Life is filled with intolerable decisions. Our Westernized minds require us to hone our decision-making faculties, and to never lose sight of our individual Self. When our mind ruminates over our potential choices of action, our ego attaches each potential solution with a different set of emotions. Some solutions will be more emotionally difficult than others, at the same time some will be more economically challenging. Take the intolerable decision for a poor, pregnant, unmarried, teenage girl to put up her baby for adoption. After she delivers the baby, and the baby is delivered to its adopted family, does the teenager move forward in her life? No, she returns to her pre-pregnant state of life having experienced a unique life adventure that may leave her wiser in some respects and healthier in others. Then again, she may repeat the adventure over and over again. If she gives up her child and experiences depression, she may be stuck between everything she wanted to do, and everything she had to do, because she was afraid to do what she wanted to do. She uses up all of her energy trying to balance between what could have been, and what is, leaving her in a depressed mood.

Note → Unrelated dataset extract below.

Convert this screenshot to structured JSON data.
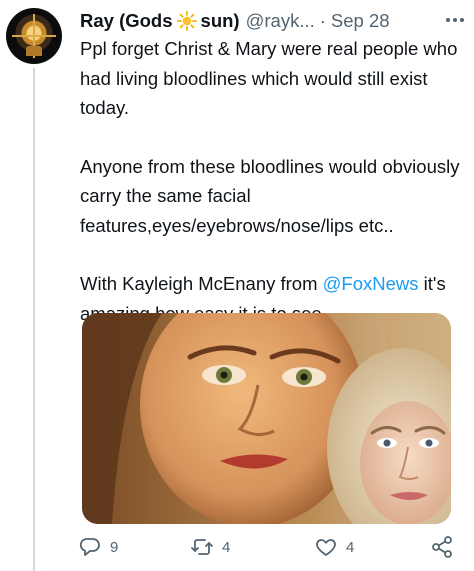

As life happens to us, we react from our unconscious mind. Our ego works hard to frame a rational explanation, so that we can justify our behavior to ourselves, and others if need be; this helps us live with the consequences. Sometimes, in the wake of our initial decision, we make an equally abrupt second decision in an effort to right our course of action. Our most important factor in decision-making should be to keep as authentic as possible. There are no forward or backward choices, only choices that benefit or harm our authentic selves.

For all you forward thinking people, I hope I've helped you to abandon your move forward and leave your old self-behind-way of seeing the world.